再現性:判断ログ→3クリック体験→先行指標→一枚紙 誰が来ても回る“型”として、チームに移植可能
Day13:磨く──面接用ピッチの練習(5分×3本)
面接は長文を聞きません。60〜90秒で1テーマ。
「背景→賭け→変化→学び」を3テーマ分、録音して聞き直す。余計な形容詞を削る。事実だけにする。これだけで通ります。
Day14:出す──応募文は“変化”からはじめる
職務要約の1行目をこう変えてください。
「四半期でAha +9.8pt/TTV −34%/翌日活性 +3.2pt を達成。再現手順を判断ログ・3クリック体験・一枚紙に翻訳し、チーム移植可能な型として運用」
肩書きではなく、変化を最初に置く。採用側の目が止まります。これは私が書類を振り分けるとき、無意識にやっていることです。
よくある詰まりと、抜け道
- “正しいAhaが分からない” → 一旦「初回の最重要行動が完了」で定義。後でズラせば良い。
- “ユーザーが捕まらない” → 15分×5人で十分。日程ブロックを先に確保。質問はテンプレで固定。
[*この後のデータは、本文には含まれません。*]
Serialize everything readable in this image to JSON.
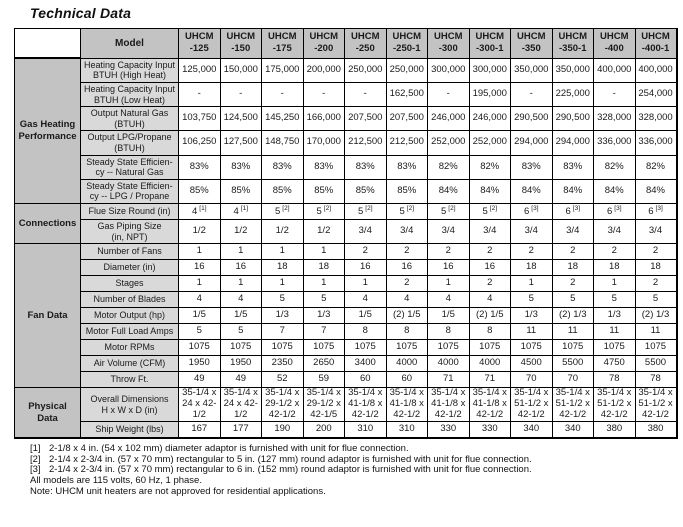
{
  "title": "Technical Data",
  "table": {
    "corner_label": "Model",
    "columns": [
      "UHCM\n-125",
      "UHCM\n-150",
      "UHCM\n-175",
      "UHCM\n-200",
      "UHCM\n-250",
      "UHCM\n-250-1",
      "UHCM\n-300",
      "UHCM\n-300-1",
      "UHCM\n-350",
      "UHCM\n-350-1",
      "UHCM\n-400",
      "UHCM\n-400-1"
    ],
    "groups": [
      {
        "name": "Gas Heating\nPerformance",
        "rows": [
          {
            "label": "Heating Capacity Input\nBTUH (High Heat)",
            "values": [
              "125,000",
              "150,000",
              "175,000",
              "200,000",
              "250,000",
              "250,000",
              "300,000",
              "300,000",
              "350,000",
              "350,000",
              "400,000",
              "400,000"
            ]
          },
          {
            "label": "Heating Capacity Input\nBTUH (Low Heat)",
            "values": [
              "-",
              "-",
              "-",
              "-",
              "-",
              "162,500",
              "-",
              "195,000",
              "-",
              "225,000",
              "-",
              "254,000"
            ]
          },
          {
            "label": "Output Natural Gas\n(BTUH)",
            "values": [
              "103,750",
              "124,500",
              "145,250",
              "166,000",
              "207,500",
              "207,500",
              "246,000",
              "246,000",
              "290,500",
              "290,500",
              "328,000",
              "328,000"
            ]
          },
          {
            "label": "Output LPG/Propane\n(BTUH)",
            "values": [
              "106,250",
              "127,500",
              "148,750",
              "170,000",
              "212,500",
              "212,500",
              "252,000",
              "252,000",
              "294,000",
              "294,000",
              "336,000",
              "336,000"
            ]
          },
          {
            "label": "Steady State Efficien-\ncy -- Natural Gas",
            "values": [
              "83%",
              "83%",
              "83%",
              "83%",
              "83%",
              "83%",
              "82%",
              "82%",
              "83%",
              "83%",
              "82%",
              "82%"
            ]
          },
          {
            "label": "Steady State Efficien-\ncy -- LPG / Propane",
            "values": [
              "85%",
              "85%",
              "85%",
              "85%",
              "85%",
              "85%",
              "84%",
              "84%",
              "84%",
              "84%",
              "84%",
              "84%"
            ]
          }
        ]
      },
      {
        "name": "Connections",
        "rows": [
          {
            "label": "Flue Size Round (in)",
            "values": [
              "4",
              "4",
              "5",
              "5",
              "5",
              "5",
              "5",
              "5",
              "6",
              "6",
              "6",
              "6"
            ],
            "sups": [
              "[1]",
              "[1]",
              "[2]",
              "[2]",
              "[2]",
              "[2]",
              "[2]",
              "[2]",
              "[3]",
              "[3]",
              "[3]",
              "[3]"
            ]
          },
          {
            "label": "Gas Piping Size\n(in, NPT)",
            "values": [
              "1/2",
              "1/2",
              "1/2",
              "1/2",
              "3/4",
              "3/4",
              "3/4",
              "3/4",
              "3/4",
              "3/4",
              "3/4",
              "3/4"
            ]
          }
        ]
      },
      {
        "name": "Fan Data",
        "rows": [
          {
            "label": "Number of Fans",
            "values": [
              "1",
              "1",
              "1",
              "1",
              "2",
              "2",
              "2",
              "2",
              "2",
              "2",
              "2",
              "2"
            ]
          },
          {
            "label": "Diameter (in)",
            "values": [
              "16",
              "16",
              "18",
              "18",
              "16",
              "16",
              "16",
              "16",
              "18",
              "18",
              "18",
              "18"
            ]
          },
          {
            "label": "Stages",
            "values": [
              "1",
              "1",
              "1",
              "1",
              "1",
              "2",
              "1",
              "2",
              "1",
              "2",
              "1",
              "2"
            ]
          },
          {
            "label": "Number of Blades",
            "values": [
              "4",
              "4",
              "5",
              "5",
              "4",
              "4",
              "4",
              "4",
              "5",
              "5",
              "5",
              "5"
            ]
          },
          {
            "label": "Motor Output (hp)",
            "values": [
              "1/5",
              "1/5",
              "1/3",
              "1/3",
              "1/5",
              "(2) 1/5",
              "1/5",
              "(2) 1/5",
              "1/3",
              "(2) 1/3",
              "1/3",
              "(2) 1/3"
            ]
          },
          {
            "label": "Motor Full Load Amps",
            "values": [
              "5",
              "5",
              "7",
              "7",
              "8",
              "8",
              "8",
              "8",
              "11",
              "11",
              "11",
              "11"
            ]
          },
          {
            "label": "Motor RPMs",
            "values": [
              "1075",
              "1075",
              "1075",
              "1075",
              "1075",
              "1075",
              "1075",
              "1075",
              "1075",
              "1075",
              "1075",
              "1075"
            ]
          },
          {
            "label": "Air Volume (CFM)",
            "values": [
              "1950",
              "1950",
              "2350",
              "2650",
              "3400",
              "4000",
              "4000",
              "4000",
              "4500",
              "5500",
              "4750",
              "5500"
            ]
          },
          {
            "label": "Throw Ft.",
            "values": [
              "49",
              "49",
              "52",
              "59",
              "60",
              "60",
              "71",
              "71",
              "70",
              "70",
              "78",
              "78"
            ]
          }
        ]
      },
      {
        "name": "Physical\nData",
        "rows": [
          {
            "label": "Overall Dimensions\nH x W x D (in)",
            "values": [
              "35-1/4 x\n24 x 42-\n1/2",
              "35-1/4 x\n24 x 42-\n1/2",
              "35-1/4 x\n29-1/2 x\n42-1/2",
              "35-1/4 x\n29-1/2 x\n42-1/5",
              "35-1/4 x\n41-1/8 x\n42-1/2",
              "35-1/4 x\n41-1/8 x\n42-1/2",
              "35-1/4 x\n41-1/8 x\n42-1/2",
              "35-1/4 x\n41-1/8 x\n42-1/2",
              "35-1/4 x\n51-1/2 x\n42-1/2",
              "35-1/4 x\n51-1/2 x\n42-1/2",
              "35-1/4 x\n51-1/2 x\n42-1/2",
              "35-1/4 x\n51-1/2 x\n42-1/2"
            ]
          },
          {
            "label": "Ship Weight (lbs)",
            "values": [
              "167",
              "177",
              "190",
              "200",
              "310",
              "310",
              "330",
              "330",
              "340",
              "340",
              "380",
              "380"
            ]
          }
        ]
      }
    ]
  },
  "footnotes": {
    "refs": [
      {
        "marker": "[1]",
        "text": "2-1/8 x 4 in. (54 x 102 mm) diameter adaptor is furnished with unit for flue connection."
      },
      {
        "marker": "[2]",
        "text": "2-1/4 x 2-3/4 in. (57 x 70 mm) rectangular to 5 in. (127 mm) round adaptor is furnished with unit for flue connection."
      },
      {
        "marker": "[3]",
        "text": "2-1/4 x 2-3/4 in. (57 x 70 mm) rectangular to 6 in. (152 mm) round adaptor is furnished with unit for flue connection."
      }
    ],
    "lines": [
      "All models are 115 volts, 60 Hz, 1 phase.",
      "Note:  UHCM unit heaters are not approved for residential applications."
    ]
  },
  "colors": {
    "header_bg": "#c3c3c3",
    "row_label_bg": "#d9d9d9",
    "border": "#000000"
  }
}
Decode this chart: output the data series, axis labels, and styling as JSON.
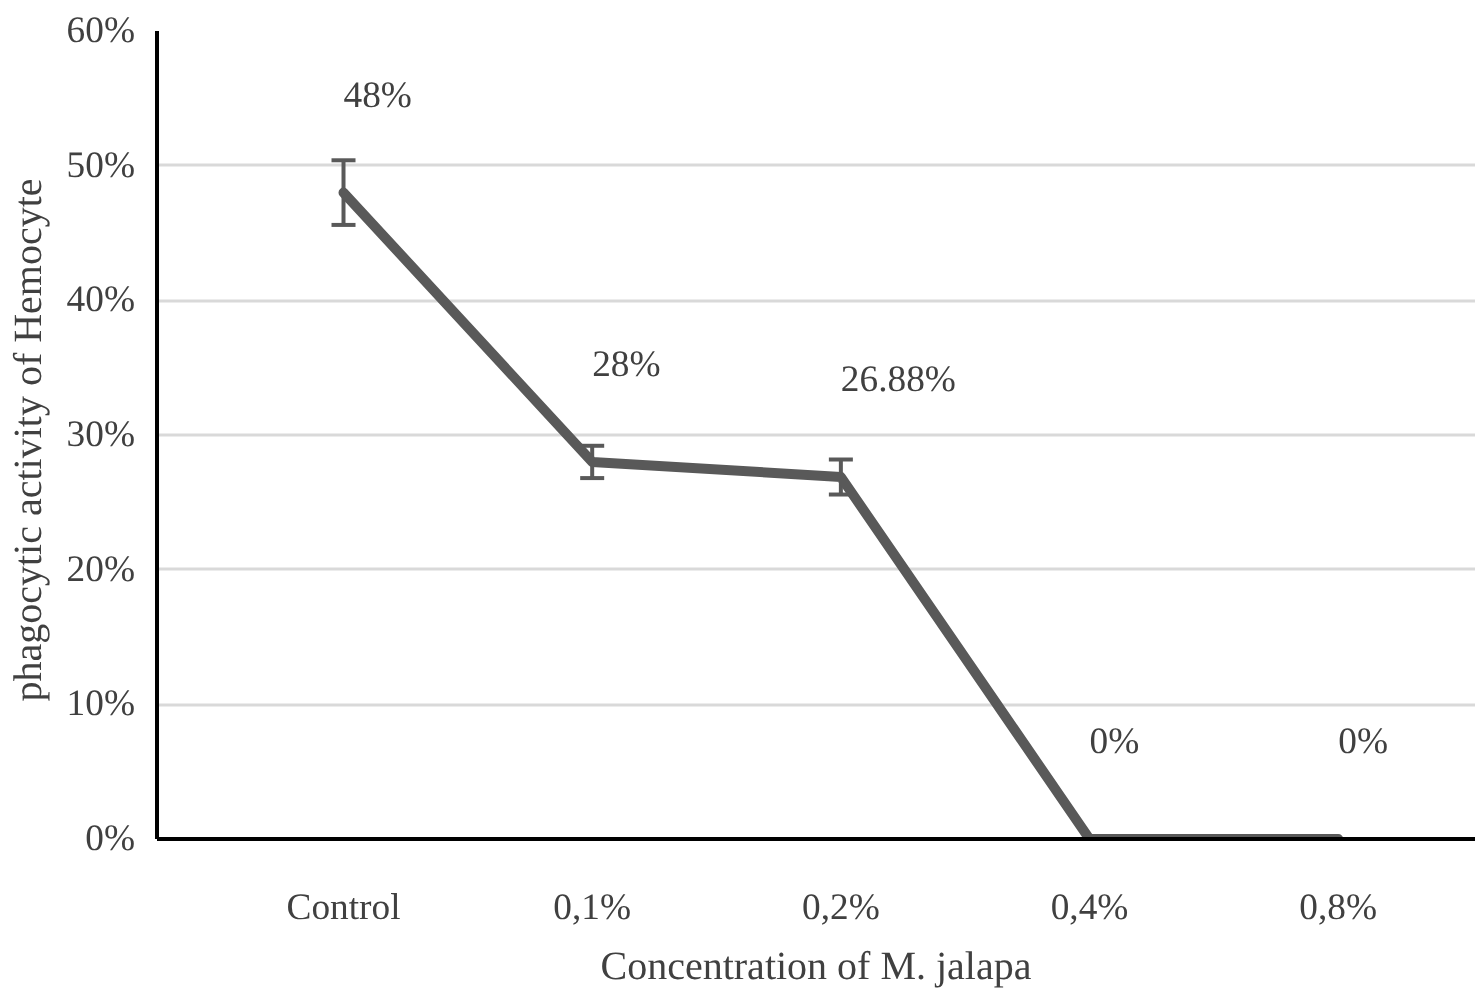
{
  "chart_data": {
    "type": "line",
    "xlabel": "Concentration of M. jalapa",
    "ylabel": "phagocytic activity  of Hemocyte",
    "categories": [
      "Control",
      "0,1%",
      "0,2%",
      "0,4%",
      "0,8%"
    ],
    "series": [
      {
        "color": "#595959",
        "values": [
          48,
          28,
          26.88,
          0,
          0
        ],
        "errors": [
          2.4,
          1.2,
          1.3,
          null,
          null
        ],
        "value_labels": [
          "48%",
          "28%",
          "26.88%",
          "0%",
          "0%"
        ]
      }
    ],
    "ylim": [
      0,
      60
    ],
    "yticks": [
      {
        "value": 0,
        "label": "0%"
      },
      {
        "value": 10,
        "label": "10%"
      },
      {
        "value": 20,
        "label": "20%"
      },
      {
        "value": 30,
        "label": "30%"
      },
      {
        "value": 40,
        "label": "40%"
      },
      {
        "value": 50,
        "label": "50%"
      },
      {
        "value": 60,
        "label": "60%"
      }
    ],
    "grid": "y",
    "marker": "none",
    "line_style": "solid"
  }
}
- “作る時間がない” → 既存導線の分岐削減とナッジ文面の改修から。コードを書かずに動く。
- “数値が動かない” → 迷いを増やす要素を削る。説明ではなく、次の一歩だけを示す。
明日やること(15分)
- 「#decide-log」チャンネルを作り、一行テンプレを固定メッセージに
- 3クリックでAhaに届く導線の草案を紙に描く(分岐はゼロに)
- 来週の15分×5枠を予約(招待文はテンプレのまま)
関連(内部リンク)
- 価値提供型PdMの設計図|提供価値の定義→体験→習慣化まで
- 課題解決型PdM 完全ガイド|“いま困っている”を2週間で動かす
- 課題発見|ジュニアPdMが最初に越える壁を“型”で乗り越える
- PdMスキルマップ完全ガイド|習得戦略
- ユーザーインタビュー完全ガイド|質問例&失敗回避
おわりに:肩書きは後から付く。変化は今日から作れる。
未経験は不利ではありません。“まだ名札がないだけ”です。
14日で小さな変化を起こし、それを言語に落とす。面接で語るのは、肩書きではなく、あなたが動かした現実。私はその人を、チームに迎えます。